What factors should be taken into account when the size and number of electorates are decided?
 As MMP has been reconfirmed by the 2011 referendum, then proportionality must be an overriding factor. The ability of citizens to approach their electorate MP in person is also important, and so the physical size and population of electorates should be taken into account. In as much as possible, electorate boundaries should reflect the geographic integrity of local communities.

What should happen if a member of Parliament parts ways with the party from which he or she was elected?
 See my earlier post on this topic in relation to one recent case.
 It does matter whether the MP is a list or an electorate member. If an electorate member, then, even though that member’s mandate to sit in the House comes on the back of his or her membership of a political party and is not purely a personal mandate, the member was personally elected and retains his or her seat. If it’s a list MP, then there is a stronger argument to say that the member should resign from parliament and be replaced by the person next on the party list.
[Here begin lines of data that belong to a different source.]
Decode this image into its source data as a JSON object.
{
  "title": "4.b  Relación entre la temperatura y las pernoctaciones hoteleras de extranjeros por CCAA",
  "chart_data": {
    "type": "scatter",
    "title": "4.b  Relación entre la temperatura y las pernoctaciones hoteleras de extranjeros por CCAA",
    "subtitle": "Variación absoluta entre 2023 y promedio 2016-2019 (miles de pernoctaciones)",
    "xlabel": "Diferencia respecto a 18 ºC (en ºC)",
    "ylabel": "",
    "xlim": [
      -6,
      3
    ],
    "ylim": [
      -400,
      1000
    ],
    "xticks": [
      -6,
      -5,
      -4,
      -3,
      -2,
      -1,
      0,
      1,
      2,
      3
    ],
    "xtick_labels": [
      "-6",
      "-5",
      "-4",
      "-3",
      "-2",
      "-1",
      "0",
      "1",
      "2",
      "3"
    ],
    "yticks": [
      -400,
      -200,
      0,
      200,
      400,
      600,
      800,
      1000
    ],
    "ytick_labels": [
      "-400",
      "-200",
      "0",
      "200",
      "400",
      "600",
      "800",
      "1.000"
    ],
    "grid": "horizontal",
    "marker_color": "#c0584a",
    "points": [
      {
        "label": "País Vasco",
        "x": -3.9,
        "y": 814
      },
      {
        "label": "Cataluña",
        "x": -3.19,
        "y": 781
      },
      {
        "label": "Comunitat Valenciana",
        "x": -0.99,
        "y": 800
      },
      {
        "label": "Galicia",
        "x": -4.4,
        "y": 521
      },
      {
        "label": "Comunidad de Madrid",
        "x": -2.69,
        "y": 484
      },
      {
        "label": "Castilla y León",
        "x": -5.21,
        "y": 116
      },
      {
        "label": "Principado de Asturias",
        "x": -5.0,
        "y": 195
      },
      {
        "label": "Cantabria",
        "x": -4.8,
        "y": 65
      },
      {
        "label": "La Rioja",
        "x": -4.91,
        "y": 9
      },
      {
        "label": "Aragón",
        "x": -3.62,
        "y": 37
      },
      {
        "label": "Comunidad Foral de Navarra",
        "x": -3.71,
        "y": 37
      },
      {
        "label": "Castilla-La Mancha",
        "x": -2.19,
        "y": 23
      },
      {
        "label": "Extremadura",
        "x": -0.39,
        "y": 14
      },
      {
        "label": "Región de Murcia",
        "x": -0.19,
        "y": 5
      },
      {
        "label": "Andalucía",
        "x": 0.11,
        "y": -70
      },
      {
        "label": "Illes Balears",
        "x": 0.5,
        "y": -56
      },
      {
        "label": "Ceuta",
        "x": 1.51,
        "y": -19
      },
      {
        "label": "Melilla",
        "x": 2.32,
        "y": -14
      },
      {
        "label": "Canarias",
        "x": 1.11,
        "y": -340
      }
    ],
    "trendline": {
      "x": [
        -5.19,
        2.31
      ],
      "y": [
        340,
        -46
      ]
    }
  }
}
 A defection from a party can adversely affect the party’s hard-earned proportionality in the House. And an independent member in the House may be less than effective and may or may not vote in line with his/her former party. This is unfair on the party that brought them into parliament in the first place.
 On the other hand, there is a concern that party leaders could use the threat of expulsion from caucus, and hence expulsion from parliament altogether, as an undemocratic means of silencing dissent. The public can, of course, make up their own minds about this and render their judgement on that party’s behaviour at the next election.
 On balance, then, list MPs who part ways (for whatever reason) from their party should automatically lose their seats in the House, to be replaced by the next in line on the party list.
 This should not apply to electorate MPs, however, as we are not able to judge to what extent their local-electorate victory was due to a personal following, or to a party affiliation. Either way, voters in the electorate have voted for that named individual to represent their electorate. Hence that MP’s party membership is not their sole claim on the seat.